Orders placed via online services such as DoorDash and Grubhub bring in some takeout and delivery business — especially on Saturday nights, when business perks up to Super Bowl Sunday levels, Sarno said.
But it’s not the same as running a fully functioning bar, and Sarno said he finds himself competing with supermarkets and convenience stores for beer sales. Overall revenues are down about 50%, and he has laid off most staff, including bartenders.
“It’s overwhelming at times, and at the same time you appreciate how great your employees are,” Sarno said.
Despite the pandemic, proprietors insist they will survive. They said a joint effort to bring meals to staff at area hospitals has brought some income to financially strapped restaurants — and revived the village’s community spirit.
“You have to adapt with the times,” said Eric Rifkin, owner of Bobbique restaurant on West Main Street. “We are a forward-thinking group here and we are built for takeout.”

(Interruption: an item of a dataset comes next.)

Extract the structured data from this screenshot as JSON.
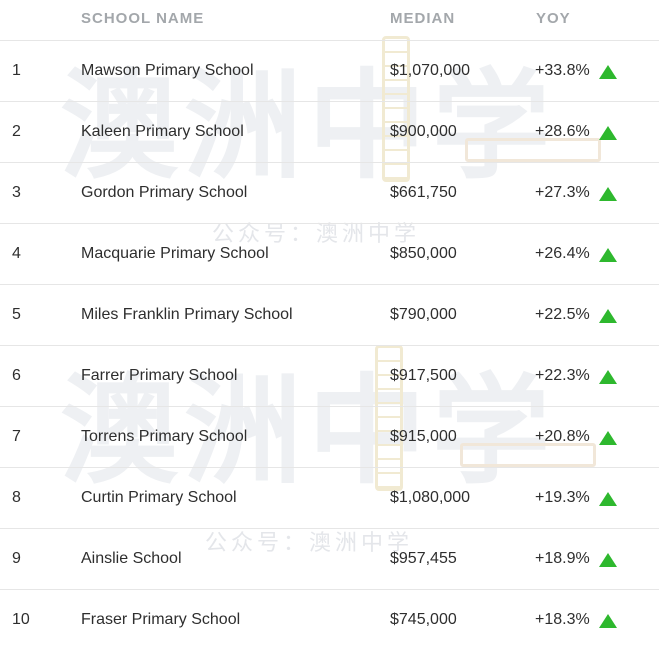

The village and Chamber of Commerce raised $30,000 to help restaurants donate food to hospital staff. Pontieri said the village is not enforcing parking rules to bring more people downtown. He’s optimistic business will bounce back, but said the pandemic should force shops to save for a rainy day.
Rifkin and other store owners said they will work hard to save their businesses — and vowed not to go down without a fight.
“I’ll do whatever it takes to make it through,” he said. “We’re tough, we’re resilient. We know how to cook. We’ll get through this.”